Solusi terbaik dalam pencegahan penularan Covid-19 sebenarnya cukup simpel. Pertama, selalu cuci tangan pakai sabun dengan air mengalir (sesuai standar WHO minimal 20 detik), karena virus corona akan mengelupas selubungnya mati. Selubungnya virus corona seperti lemak, kalau dengan air saja tidak akan mati, jadi harus dibantu dengan sabun.
Kedua, melakukan disinfeksi permukaan secara rutin terhadap benda-benda yang sering disentuh, karena virus corona tidak bisa berkembang biak di luar tubuh inang. Di luar tubuh inang hanya bisa hidup beberapa jam sampai beberapa hari tergantung jenis permukaan benda yang terkena droplets batuk atau bersin dari penderita atau carrier Covid-19. Bisa ke lantai, dinding, permukaan meja dan benda-benda lain. Setelah beberapa jam/hari virus akan mati.
Penularan terjadi bila ada orang yang menyentuh benda-benda tersebut tanpa sadar dan tangannya menyentuh daerah T wajah (mata, hidung, mulut). Virus kemudian akan masuk ke selaput lendir dan berkembang biak (karena sudah masuk ke tubuh host).

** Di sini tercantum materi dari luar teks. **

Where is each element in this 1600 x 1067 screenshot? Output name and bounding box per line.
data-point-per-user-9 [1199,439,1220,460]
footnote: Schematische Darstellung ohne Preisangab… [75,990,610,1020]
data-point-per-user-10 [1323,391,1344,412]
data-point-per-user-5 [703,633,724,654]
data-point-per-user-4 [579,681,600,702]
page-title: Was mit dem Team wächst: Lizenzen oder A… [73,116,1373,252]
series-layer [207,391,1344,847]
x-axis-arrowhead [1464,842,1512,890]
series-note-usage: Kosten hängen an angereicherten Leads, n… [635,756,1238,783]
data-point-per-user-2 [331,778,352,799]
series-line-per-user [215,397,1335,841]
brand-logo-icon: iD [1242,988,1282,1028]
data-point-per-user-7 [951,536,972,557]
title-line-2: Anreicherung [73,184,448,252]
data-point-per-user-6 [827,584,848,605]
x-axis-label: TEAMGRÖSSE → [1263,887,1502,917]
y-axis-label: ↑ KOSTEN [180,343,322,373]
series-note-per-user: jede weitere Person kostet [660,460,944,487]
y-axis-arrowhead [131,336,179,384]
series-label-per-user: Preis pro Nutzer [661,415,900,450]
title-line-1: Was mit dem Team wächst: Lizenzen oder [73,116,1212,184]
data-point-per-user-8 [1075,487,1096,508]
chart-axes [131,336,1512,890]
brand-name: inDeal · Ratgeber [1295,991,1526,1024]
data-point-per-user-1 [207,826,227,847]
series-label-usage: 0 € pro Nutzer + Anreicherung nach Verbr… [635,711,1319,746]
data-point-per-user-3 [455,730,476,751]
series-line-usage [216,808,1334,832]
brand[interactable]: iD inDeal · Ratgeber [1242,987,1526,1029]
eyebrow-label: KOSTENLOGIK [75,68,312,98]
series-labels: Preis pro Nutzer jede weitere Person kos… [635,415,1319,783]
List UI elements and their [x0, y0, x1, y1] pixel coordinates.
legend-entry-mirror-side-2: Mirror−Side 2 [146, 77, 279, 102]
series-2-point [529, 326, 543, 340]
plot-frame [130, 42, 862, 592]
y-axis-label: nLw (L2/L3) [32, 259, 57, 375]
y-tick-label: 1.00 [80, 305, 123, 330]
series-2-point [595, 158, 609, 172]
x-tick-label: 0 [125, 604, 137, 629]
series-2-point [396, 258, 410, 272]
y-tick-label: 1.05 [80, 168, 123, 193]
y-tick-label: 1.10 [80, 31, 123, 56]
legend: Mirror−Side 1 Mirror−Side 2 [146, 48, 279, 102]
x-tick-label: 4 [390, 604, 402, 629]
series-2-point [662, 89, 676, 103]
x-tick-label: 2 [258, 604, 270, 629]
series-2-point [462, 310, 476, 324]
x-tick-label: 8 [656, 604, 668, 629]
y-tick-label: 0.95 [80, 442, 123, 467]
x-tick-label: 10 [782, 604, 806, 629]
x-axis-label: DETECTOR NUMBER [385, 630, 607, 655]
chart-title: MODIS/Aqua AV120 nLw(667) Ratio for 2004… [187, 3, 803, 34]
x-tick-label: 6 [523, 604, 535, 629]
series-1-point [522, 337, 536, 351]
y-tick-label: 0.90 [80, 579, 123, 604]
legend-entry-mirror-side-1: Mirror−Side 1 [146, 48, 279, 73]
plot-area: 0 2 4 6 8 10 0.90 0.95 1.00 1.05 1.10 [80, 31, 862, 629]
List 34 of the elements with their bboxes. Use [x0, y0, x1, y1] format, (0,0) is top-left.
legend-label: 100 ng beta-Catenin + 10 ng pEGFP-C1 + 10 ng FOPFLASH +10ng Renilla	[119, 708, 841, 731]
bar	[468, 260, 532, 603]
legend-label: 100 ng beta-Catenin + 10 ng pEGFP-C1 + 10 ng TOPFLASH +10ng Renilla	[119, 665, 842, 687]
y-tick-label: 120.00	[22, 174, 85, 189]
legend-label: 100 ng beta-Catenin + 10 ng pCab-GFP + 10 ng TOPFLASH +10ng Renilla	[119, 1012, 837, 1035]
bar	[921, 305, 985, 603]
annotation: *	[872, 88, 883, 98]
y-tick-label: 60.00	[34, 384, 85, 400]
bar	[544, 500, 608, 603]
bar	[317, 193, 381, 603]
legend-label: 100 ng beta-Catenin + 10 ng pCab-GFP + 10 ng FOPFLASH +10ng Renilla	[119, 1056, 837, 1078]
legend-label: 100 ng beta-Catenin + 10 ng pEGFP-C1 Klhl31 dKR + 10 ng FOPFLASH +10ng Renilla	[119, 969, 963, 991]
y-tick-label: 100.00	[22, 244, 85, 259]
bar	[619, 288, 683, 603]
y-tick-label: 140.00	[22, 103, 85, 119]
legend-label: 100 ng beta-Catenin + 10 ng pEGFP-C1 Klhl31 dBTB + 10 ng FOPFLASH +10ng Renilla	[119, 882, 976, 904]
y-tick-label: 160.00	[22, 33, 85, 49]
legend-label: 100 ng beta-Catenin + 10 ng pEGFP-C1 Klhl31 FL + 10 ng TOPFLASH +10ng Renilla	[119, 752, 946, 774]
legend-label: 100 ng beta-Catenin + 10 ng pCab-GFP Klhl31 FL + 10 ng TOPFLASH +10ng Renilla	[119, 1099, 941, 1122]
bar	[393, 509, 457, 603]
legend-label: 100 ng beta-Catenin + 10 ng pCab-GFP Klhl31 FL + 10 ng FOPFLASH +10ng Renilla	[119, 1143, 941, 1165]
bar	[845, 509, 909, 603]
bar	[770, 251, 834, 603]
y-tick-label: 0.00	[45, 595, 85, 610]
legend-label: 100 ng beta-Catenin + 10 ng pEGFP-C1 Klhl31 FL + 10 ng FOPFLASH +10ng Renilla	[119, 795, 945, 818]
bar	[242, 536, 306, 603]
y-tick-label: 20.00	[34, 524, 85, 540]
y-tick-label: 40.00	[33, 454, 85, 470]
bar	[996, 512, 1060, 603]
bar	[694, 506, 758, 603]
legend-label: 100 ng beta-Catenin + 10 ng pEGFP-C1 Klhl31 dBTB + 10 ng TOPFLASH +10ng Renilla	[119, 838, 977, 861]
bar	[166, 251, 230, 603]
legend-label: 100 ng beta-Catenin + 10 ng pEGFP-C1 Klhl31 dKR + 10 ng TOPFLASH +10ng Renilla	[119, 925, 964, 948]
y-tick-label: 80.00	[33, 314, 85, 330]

Ketiga, melakukan physical dan social distancing. Jika harus keluar rumah, hindari kerumunan, jaga jarak minimal satu meter dan selalu gunakan masker. Keempat, menerapkan etika batuk atau bersin dengan tisu atau lengan baju atas. Kelima, segera mandi dan mengganti pakaian setelah bepergian.